Si la plupart des jeunes jouent au foot ou font de la musique pour être des stars (et alors?), les joueurs ou musiciens professionnel ont commencé par passion.

La plupart des gens comme toi pense que pour gagner de l'argent honnêtement, il faut faire un métier chiant. Il y en a même qui pense qu'être youtubeurs n'est pas un vrai métier, que ce n'est pas "utile". Moi les youtubeurs me divertissent et je classe le divertissement comme très important dans ma vie, c'est même quelque chose de fondamentale pour l'être humain.

Un courtier en bourse est respecté, gagne beaucoup d'argent et considéré comme ayant un "vrai" métier. Pourtant il ne divertit pas, ne créé pas de valeur ajouté en achetant/vendant des actions mais il gagne beaucoup d'argent. Est-il plus légitime qu'un youtubeur.

Si dans 20 ans la mode est dans la collection de boîte d'allumette, pourquoi les collectionneur de devrait-il pas pouvoir en vivre ? Parce que 20 avant on trouverai pas ça normal ? DSL mais ça n'a aucun sens ce que tu dis ...

NDZ
15/12/2015 à 16:13

Certes, le point de vue est valable. Néanmoins il part d'un acquis qui ne devrait pas forcément l'être: faire des vidéos (de JV ou autre), c'est comme jouer au foot ou faire de la musique, à la base c'est une passion. C'est devenu des star-systems. Les jeunes veulent faire du foot "pour être des stars", les musiciens font la morale pour le mp3, et les youtubeurs c'est pareil: c'était des mecs bien tranquils dans leur coin qui prenaient un pied fou à faire leur truc, mais maintenant ils font des interviews pour dire qu'ils veulent de l'argent.

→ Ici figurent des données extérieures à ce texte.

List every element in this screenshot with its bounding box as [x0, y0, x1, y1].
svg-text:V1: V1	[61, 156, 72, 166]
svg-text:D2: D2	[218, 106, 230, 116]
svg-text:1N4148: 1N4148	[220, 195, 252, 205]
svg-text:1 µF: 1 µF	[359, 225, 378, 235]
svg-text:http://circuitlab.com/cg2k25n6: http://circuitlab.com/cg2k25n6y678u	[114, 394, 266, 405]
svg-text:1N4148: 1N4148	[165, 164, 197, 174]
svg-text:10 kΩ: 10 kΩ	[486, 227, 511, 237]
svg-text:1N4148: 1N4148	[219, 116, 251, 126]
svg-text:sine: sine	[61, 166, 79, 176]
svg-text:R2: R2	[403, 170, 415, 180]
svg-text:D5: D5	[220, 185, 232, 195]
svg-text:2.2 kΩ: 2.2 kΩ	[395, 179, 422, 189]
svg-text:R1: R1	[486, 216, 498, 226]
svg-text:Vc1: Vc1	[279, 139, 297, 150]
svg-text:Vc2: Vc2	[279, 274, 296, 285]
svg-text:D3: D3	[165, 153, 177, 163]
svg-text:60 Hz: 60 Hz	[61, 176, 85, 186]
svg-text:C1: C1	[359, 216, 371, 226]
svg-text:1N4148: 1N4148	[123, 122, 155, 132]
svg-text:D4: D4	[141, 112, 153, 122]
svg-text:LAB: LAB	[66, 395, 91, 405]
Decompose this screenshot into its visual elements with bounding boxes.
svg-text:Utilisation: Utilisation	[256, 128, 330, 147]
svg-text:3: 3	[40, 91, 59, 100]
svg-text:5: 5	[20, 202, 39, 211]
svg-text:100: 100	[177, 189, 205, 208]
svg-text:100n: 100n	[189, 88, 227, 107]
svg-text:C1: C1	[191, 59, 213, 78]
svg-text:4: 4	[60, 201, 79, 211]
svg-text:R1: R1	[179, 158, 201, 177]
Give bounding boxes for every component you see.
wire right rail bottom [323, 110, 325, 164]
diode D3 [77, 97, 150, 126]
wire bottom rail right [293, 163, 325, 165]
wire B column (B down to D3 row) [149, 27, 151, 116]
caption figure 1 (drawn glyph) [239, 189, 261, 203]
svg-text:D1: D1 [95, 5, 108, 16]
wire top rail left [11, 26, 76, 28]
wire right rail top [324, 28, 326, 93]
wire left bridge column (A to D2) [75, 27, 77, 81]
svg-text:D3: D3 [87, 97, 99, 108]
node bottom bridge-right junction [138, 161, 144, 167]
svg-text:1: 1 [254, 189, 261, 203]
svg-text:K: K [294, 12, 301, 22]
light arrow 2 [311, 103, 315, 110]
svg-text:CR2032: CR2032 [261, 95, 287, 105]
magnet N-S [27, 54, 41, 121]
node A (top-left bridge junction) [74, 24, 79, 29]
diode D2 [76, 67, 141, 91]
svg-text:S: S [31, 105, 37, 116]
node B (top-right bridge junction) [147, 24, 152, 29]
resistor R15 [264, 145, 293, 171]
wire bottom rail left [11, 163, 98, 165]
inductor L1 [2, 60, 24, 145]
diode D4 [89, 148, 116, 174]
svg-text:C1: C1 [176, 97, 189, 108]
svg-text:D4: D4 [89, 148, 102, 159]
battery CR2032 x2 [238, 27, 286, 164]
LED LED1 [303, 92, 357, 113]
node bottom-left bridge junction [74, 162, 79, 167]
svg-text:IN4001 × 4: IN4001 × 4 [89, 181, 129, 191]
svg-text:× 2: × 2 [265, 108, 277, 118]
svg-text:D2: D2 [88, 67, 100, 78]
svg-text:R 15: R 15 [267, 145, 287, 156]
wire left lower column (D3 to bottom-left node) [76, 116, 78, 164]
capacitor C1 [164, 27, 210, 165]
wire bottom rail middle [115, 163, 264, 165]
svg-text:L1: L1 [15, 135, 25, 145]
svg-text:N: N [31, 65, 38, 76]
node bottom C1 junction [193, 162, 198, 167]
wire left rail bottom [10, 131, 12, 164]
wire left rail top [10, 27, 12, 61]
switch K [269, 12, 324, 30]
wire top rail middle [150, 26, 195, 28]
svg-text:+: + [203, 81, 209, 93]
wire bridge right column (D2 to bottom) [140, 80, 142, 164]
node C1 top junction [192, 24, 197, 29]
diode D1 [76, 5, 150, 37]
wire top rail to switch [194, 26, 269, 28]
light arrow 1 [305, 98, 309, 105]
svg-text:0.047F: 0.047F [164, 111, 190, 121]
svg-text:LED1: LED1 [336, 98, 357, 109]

Je dis pas que c'est mal, on en veut tous. Mais imaginez que dans 20 ans la mode soit les collectionneurs de boites d'allumettes, qu'ils génèrent de la pub et qu'ils viennent pleurnicher pour avoir 2000 balles/mois "parce-que c'est normal", bah nous, ça nous paraîtrait pas normal 20 ans avant.

mini moi 182
04/12/2015 à 23:07

une très bonne analyse de RM pour être un fan de l'émission je ne suis pas étonné par cette interview très bien pensé de sa part

Micronewton
25/11/2015 à 11:48

Merci pour cet interview, au journal et à RealMyop

JoeCrocodile
31/10/2015 à 16:10

En effet, belle interview. On n'est pas dans du creux, là.

Je ne m'étonne qu'à moitié que le sieur RealMyop préfère s'exprimer aussi librement sur un site moins lié au jeu vidéos que d'autres.

Je salue en tous cas sa lucidité sur la situation actuelle, et si je reste un peu sceptique quant à la faisabilité des solutions qu'il y apporterait dans le contexte politique actuel, force est de constater que la réflexion qui l'y a mené est indiscutablement réfléchie, concernée, et honnête, avec dimension politique et sollicitation du cerveau des lecteurs. Ca change des interviews-promo classiques.

Cela explique peut-être pourquoi le contenu du Nesblog a autant de gueule : dans la création, intelligence, passion et éthique nuisent rarement à la qualité.

Bravo conjoint au questionneur et au questionné, en tous cas. On a trop peu l'occasion de lire aussi pertinent.